NEW YORK ( TheStreet) -- As electric car trends continue to gain momentum in 2011, investors are desperate to learn what's in store for makers of the rechargeable batteries that will be powering them.
"The lithium battery business could become very large depending on the market's acceptance of electric cars and hybrids, how quickly battery costs can be lowered and the extent of government subsidies," Wunderlich analyst Theo O'Neill says. Under the heading of "electric car acceptance," General Motors (GM) has raised its planned production rate of plug-in hybrid electric Chevrolet Volts to 60,000 a year by 2012, from the initial planned production rate of 30,000 a year, according to D.A. Davidson analyst Avinash Kant, who cites industry sources in an equity research report. General Electric (GE) recently announced that it will buy 25,000 electric vehicles by 2015 -- almost half of them from GM, including the 2011 Chevy Volt.
Needham analyst Michael Lew believes that lithium battery separator producer Polypore (PPO) is positioned to "usher in a new era of transportation," owing to its technical advantage.
Polypore recently announced a $32 million lithium separator production expansion project to meet the expected rev up in electric vehicle demand, adding to a number of its other expansion projects around the world. "This is not a 'build it and they will come' strategy, in our view, as management noted definitive 'line of sight' into demand linked to specific customer vehicle programs," BB&T analyst Kevin Maczka said in a note.
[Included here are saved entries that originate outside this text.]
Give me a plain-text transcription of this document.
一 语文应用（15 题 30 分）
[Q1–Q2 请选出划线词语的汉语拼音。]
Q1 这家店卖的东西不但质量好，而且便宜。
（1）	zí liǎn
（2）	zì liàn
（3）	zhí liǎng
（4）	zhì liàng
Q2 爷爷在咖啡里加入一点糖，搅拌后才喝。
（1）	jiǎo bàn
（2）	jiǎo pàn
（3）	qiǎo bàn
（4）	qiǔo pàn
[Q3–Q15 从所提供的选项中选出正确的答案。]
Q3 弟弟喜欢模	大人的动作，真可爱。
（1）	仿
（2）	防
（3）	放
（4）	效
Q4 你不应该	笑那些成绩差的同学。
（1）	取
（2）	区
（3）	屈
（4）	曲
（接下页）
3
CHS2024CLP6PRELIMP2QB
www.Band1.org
Reflecting Maczka's view is Ardour analyst JinMing Liu, who views Polypore's ramp-up of production capacity and debt-load reduction as a sign of its "prudent decisions" with capital. Needham's Lew notes that while there is no guarantee Valence (VLNC) will find a favorable resolution for its intellectual property disputes, and no guarantee it can lower costs and expenses to make its products more affordable or stay competitive amongst peers with larger assets, he sees "accelerated" market adoption of the company's products due to its reliable technology. Fleets, including those of transit buses -- one Valence customer group -- require reliable technology to deliver "on time" services, Lew pointed out. MDB Capital analyst Jon Hickman tells clients that though Valence's fiscal 2010 revenue of $16.1 million was lower than he had expected, he's encouraged by the company's recent order trends and management's comments about its large and growing backlog of orders.